IEP Technologies : ECC Games for Visually Impaired Students
IEP Plan
ObjectiveEd.com is our new company where we are building Expanded Core Curriculum games and interactive simulations for blind students, based on the child’s Individual Educational Plan.
The child’s progression in learning skills in these education-based games and interactive simulations are maintained in a private secure cloud, accessible to the school team in a web-based dashboard .
If you are a Teacher of Visually Impaired Students , press for more information on learning about these types of games as a tool for maximizing student outcomes, relating to their
IEP Goals .
Boggling
Over the past few years, I’ve had a several requests for the word game Boggle and Scrabble. It wasn’t clear to me how to do a good Scrabble game where you play against the computer, since the computer has access to a dictionary, and that seems like an unfair advantage.

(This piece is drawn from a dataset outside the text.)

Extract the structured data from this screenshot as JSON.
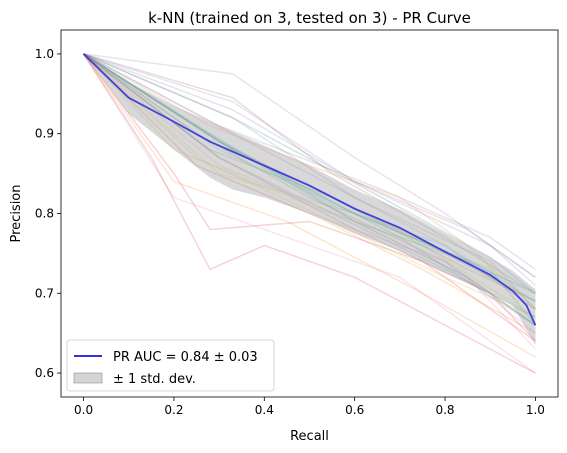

Boggle, on the other hand, appeared more realistic, and there are many variants of Boggle so that a sightly different game could be created without violating the Boggle copyright.
Our version is called Blindfold Biggle.
If you are unfamiliar with Boggle, it’s a set of cubes arrange in a 4 by 4 pattern. Each cube has 6 letters on it (one letter per side), and you spin all the cubes, so that you get a random pattern of letters. From the letters, you must form words that are at least 3 letters long. For example, a Boggle board could have the following letter combination:
M A V W
U S E A
F I R L
E O S H
You can form a word by connecting adjacent letters, above, below, left, right, or diagonal, and you cannot use a letter cube twice in the same word. For example, USE and SEA can be created on the second line, FUSE can be created from the first letter of the third line, and the first three letters of the second line, and SUM can be created by the 2nd and 1st letter of the second line, and the first letter of the first line, and SIR by the third letter of the fourth one, and the 2nd and 3rd letter of the third line.
The first step in building Boggle was to create an algorithm to determine all of the valid words. I found several master’s thesis by people solving this problem; the easiest solution for a computer is to take all of the 3 letters words in its dictionary, and then attempt to find them in the puzzle, then take all of the 4 letter words, and so on. It’s not how a person would solve the puzzle, but it does work, and on an iPhone, it can be done in under a second, using a dictionary of over 40,000 words.
We created a 4 by 4 variant of Boggle, with some changes from the original game, and called it Word Flick. We did a 5 by 5 variant as well, a 6 by 6 variant, and a timed game for each of the variants. To win the game, you try to get as many words as you can; the longer the word, the more points you score.